Мы остановились в гостинице на площади Льва, совсем уж к вечеру. Но, бросив все, побежали в город. К этому времени и моя супруга Мария Петровна привыкла, не развязывая чемоданов, бежать со мной, так же, как я, не узнав даже названия отеля. Мы рассчитывали, что Рим не так велик, как Париж, и что, конечно, найдем. Впрочем, даже и не рассчитывали, а просто пошли. Шли, шли, стало темно. Видим только силуэты. По освещению напоминают этюды Щедрина. Вон вдали крыша собора Петра. Вот площадь Виктора Эммануила с нелепым сооружением памятника императору[124]. Я как-то приуныл несколько.
Возвращаясь обратно, мы, как ни крутились, никак не могли найти свой отель. Пришлось обратиться к прохожим и буквально спрашивать, не знаете ли вы, где мы остановились? Увы, итальянским языком не владели ни я, ни Мария Петровна. Я старался прибегнуть к вспоминанию латинского языка, который я когда-то изучал. Но нас никто не понимал. Наконец мы вспомнили о монументе невдалеке от нашего отеля, где у подножия изображен лев. Остановив одного синьора в цилиндре, мы долго всякими способами старались ему объяснить, что нам от него нужно. Я даже старался изобразить льва, кажется, захрипел по-львиному, и пальцами изображал когти. Растерявшись изрядно, итальянец каким-то чудом понял, хлопнув себя по лбу, и подвел нас к этому тигру. А напротив стоит целехонек наш отель. Я не знал, как его отблагодарить, и решил что-то сказать по-итальянски и брякнул «кванта коста»[125]. Итальянец страшно рассвирепел и быстро пошел обратно, хотя до этого охотно с нами жестикулировал и, по-видимому, готов был и на другой день жестикулировать. Тогда я вдогонку стал ему кричать: «Пардон, же не парль па итальяно»[126]. Он меня понял и, о глупость, оказалось, что он великолепно говорит по-французски.

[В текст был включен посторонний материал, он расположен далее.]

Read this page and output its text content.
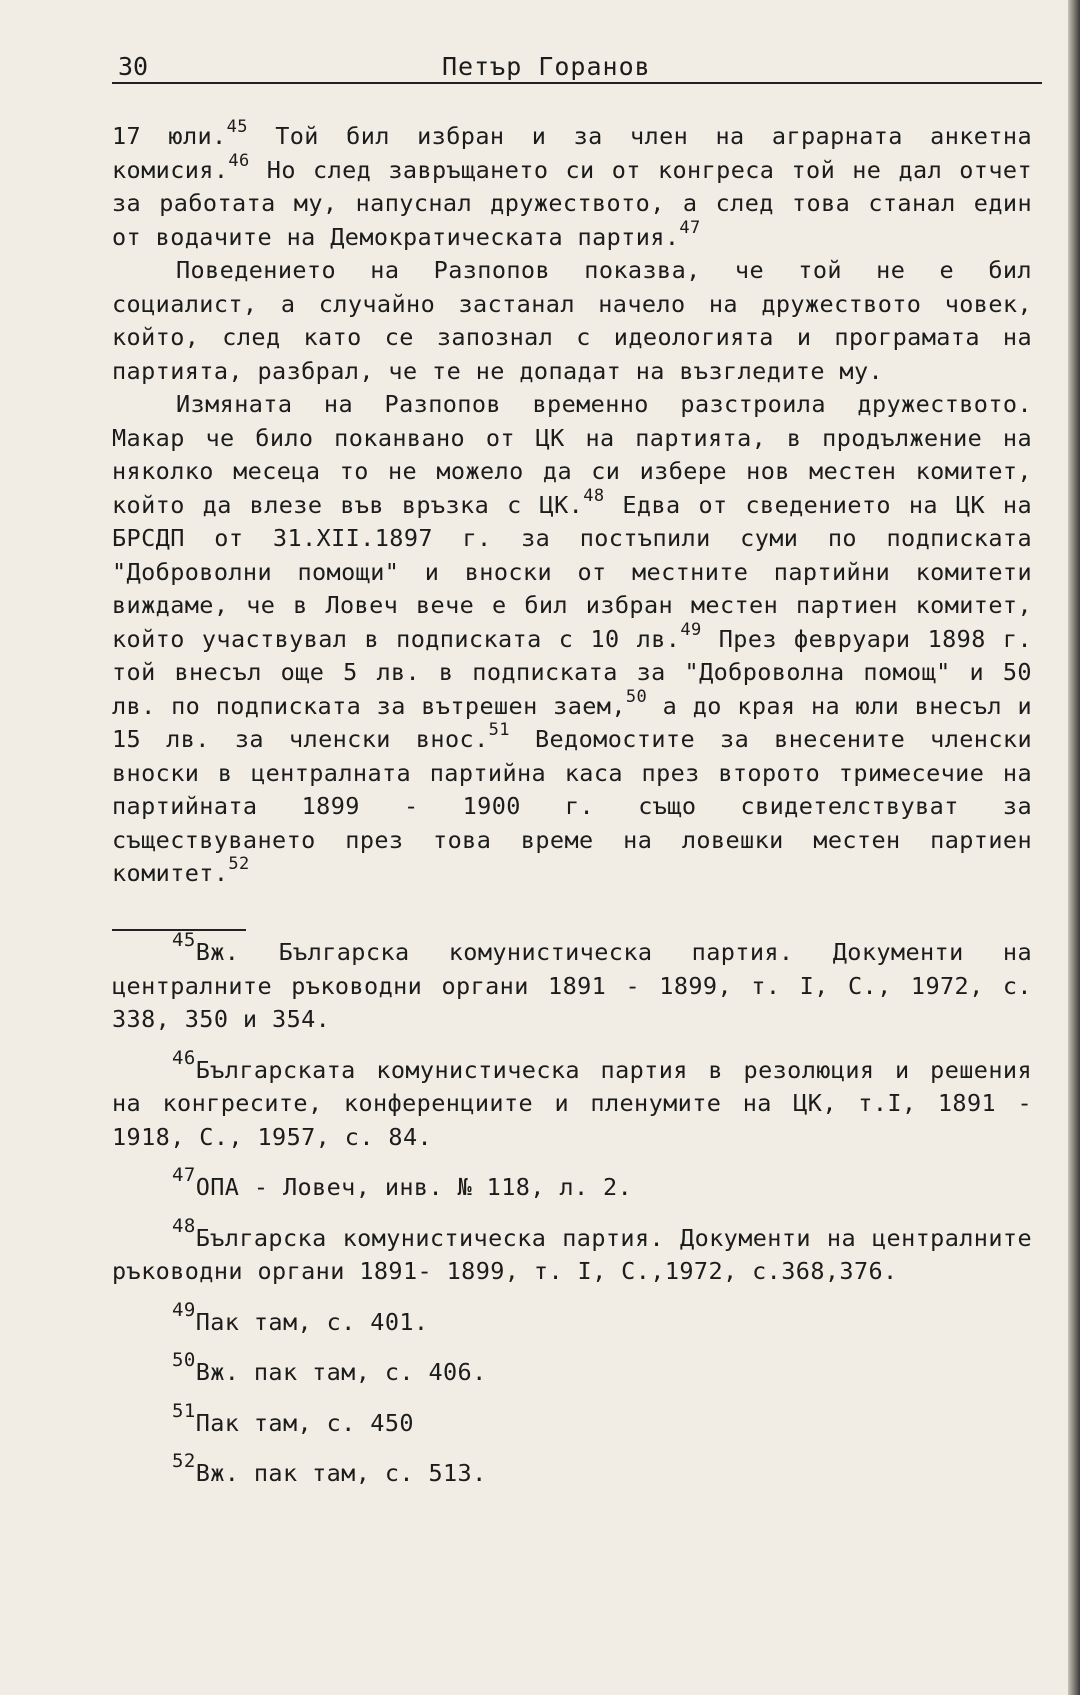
30	Петър Горанов

17 юли.$^{45}$ Той бил избран и за член на аграрната анкетна комисия.$^{46}$ Но след завръщането си от конгреса той не дал отчет за работата му, напуснал дружеството, а след това станал един от водачите на Демократическата партия.$^{47}$

Поведението на Разпопов показва, че той не е бил социалист, а случайно застанал начело на дружеството човек, който, след като се запознал с идеологията и програмата на партията, разбрал, че те не допадат на възгледите му.

Измяната на Разпопов временно разстроила дружеството. Макар че било поканвано от ЦК на партията, в продължение на няколко месеца то не можело да си избере нов местен комитет, който да влезе във връзка с ЦК.$^{48}$ Едва от сведението на ЦК на БРСДП от 31.XII.1897 г. за постъпили суми по подписката "Доброволни помощи" и вноски от местните партийни комитети виждаме, че в Ловеч вече е бил избран местен партиен комитет, който участвувал в подписката с 10 лв.$^{49}$ През февруари 1898 г. той внесъл още 5 лв. в подписката за "Доброволна помощ" и 50 лв. по подписката за вътрешен заем,$^{50}$ а до края на юли внесъл и 15 лв. за членски внос.$^{51}$ Ведомостите за внесените членски вноски в централната партийна каса през второто тримесечие на партийната 1899 - 1900 г. също свидетелствуват за съществуването през това време на ловешки местен партиен комитет.$^{52}$

$^{45}$Вж. Българска комунистическа партия. Документи на централните ръководни органи 1891 - 1899, т. I, С., 1972, с. 338, 350 и 354.

$^{46}$Българската комунистическа партия в резолюция и решения на конгресите, конференциите и пленумите на ЦК, т.I, 1891 - 1918, С., 1957, с. 84.

$^{47}$ОПА - Ловеч, инв. № 118, л. 2.

$^{48}$Българска комунистическа партия. Документи на централните ръководни органи 1891- 1899, т. I, С.,1972, с.368,376.

$^{49}$Пак там, с. 401.

$^{50}$Вж. пак там, с. 406.

$^{51}$Пак там, с. 450

$^{52}$Вж. пак там, с. 513.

На другой день спозаранку под палящими лучами солнца мы отправились в Ватикан. Первое — это Сикстинская капелла. Боже, что за титаническое произведение гения человека! Оно настолько подавляет, изничтожает всякое нелепое мнение о том, что же такое я, что же такое эти крохоборы от импрессионизма, мы все, современные художники. Почему же наше племя так измельчало! Я говорю о плафоне, об аде, о создании великого Микеланджело, об этой мятежной душе, об этом суровом человеке, не допускавшем во время процесса работы даже самого папу Льва!.. И когда один из приближенных папы позволил себе сделать замечание, что эта живопись пригодна для бани или таверны, Микеланджело изобразил его за это сидящим в аду. Но когда приближенный кардинал на него пожаловался, папа ему ответил, что, если бы этот человек тебя изобразил в чистилище, я бы еще мог что-то предпринять, но он изобразил тебя в аду — здесь я бессилен, и этот миссионер удалился.

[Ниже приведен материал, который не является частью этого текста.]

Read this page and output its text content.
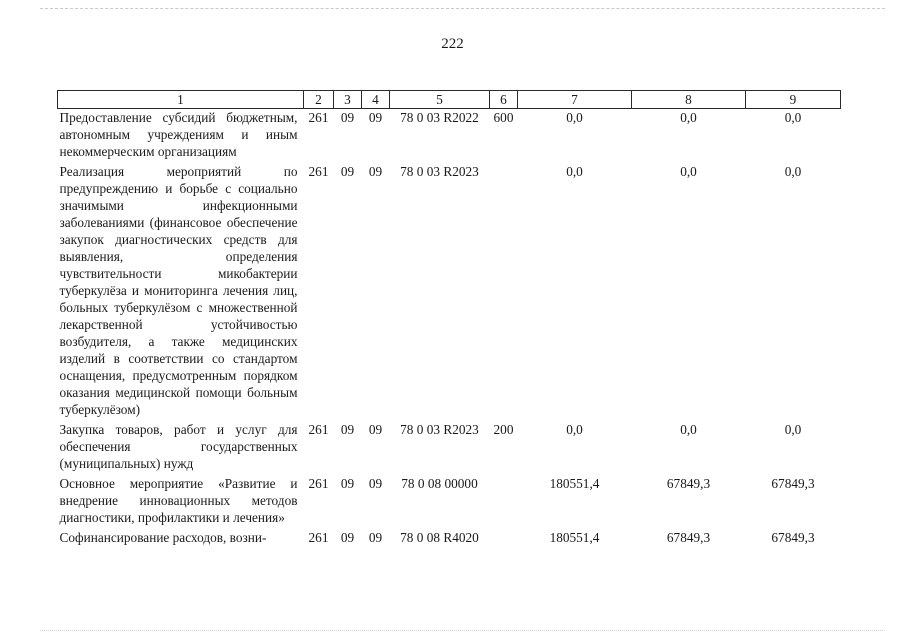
222
1	2	3	4	5	6	7	8	9
Предоставление субсидий бюджетным, автономным учреждениям и иным некоммерческим организациям	261	09	09	78 0 03 R2022	600	0,0	0,0	0,0
Реализация мероприятий по предупреждению и борьбе с социально значимыми инфекционными заболеваниями (финансовое обеспечение закупок диагностических средств для выявления, определения чувствительности микобактерии туберкулёза и мониторинга лечения лиц, больных туберкулёзом с множественной лекарственной устойчивостью возбудителя, а также медицинских изделий в соответствии со стандартом оснащения, предусмотренным порядком оказания медицинской помощи больным туберкулёзом)	261	09	09	78 0 03 R2023		0,0	0,0	0,0
Закупка товаров, работ и услуг для обеспечения государственных (муниципальных) нужд	261	09	09	78 0 03 R2023	200	0,0	0,0	0,0
Основное мероприятие «Развитие и внедрение инновационных методов диагностики, профилактики и лечения»	261	09	09	78 0 08 00000		180551,4	67849,3	67849,3
Софинансирование расходов, возни-	261	09	09	78 0 08 R4020		180551,4	67849,3	67849,3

Четкость рисунка и определенность античных форм Микеланджело меня снова убеждают в мысли, что Микеланджело, как и Леонардо, искали построения плоскостей и их геометризации, что и дает мне право окончательно верить в справедливость кубистичности явлений и новых форм и проблем нового искусства, долженствующего дать миру второе Возрождение. Я не ставлю живопись Микеланджело так же высоко, как форму, он же ведь еще больший гигант в скульптуре, он же сам, берясь за эту работу, не раз делал оговорку, что берется не за свое дело. Но до чего же оказалось и это его дело! Нет, скорее, скорее в Москву, за серьезную работу, за поиски новых композиционных идей, за новое острое, сильное ощущение поверхности холста.
Отброшу несколько назад свои впечатления о путешествии и перейду к разбору своих работ, сделанных мною по приезде из-за границы и выставленных на выставке в сезон 1912–1913 годов.
Первое, что объявляю: протест против слепорожденных наших критиков, упрекавших меня во французистости. Я, конечно, не отрицаю высоту французского искусства, я люблю и признаю гениального Сезанна, ярко выраженного Матисса и глубочайшего художника реализма Ван Гога, но что же у меня от них в прямом смысле? Вот «12 год»[127] — раскубленный холст, расположен таким образом, чтобы в простых, схематических формах изложить всю эпопею Отечественной войны. Вот кусок пожара Москвы, вот в углу мародеры, громящие лавки, вот, наконец, силуэт Наполеона, Александр, голова полководца. Разве это не непосредственное и честное желание, навеянное великими мастерами, мною уже описанными? Разве это не начало нового пути к созданию новой формации произведения искусства? И если эта линия прервана, то я верю, что она восстановится и приведет искусство к цели.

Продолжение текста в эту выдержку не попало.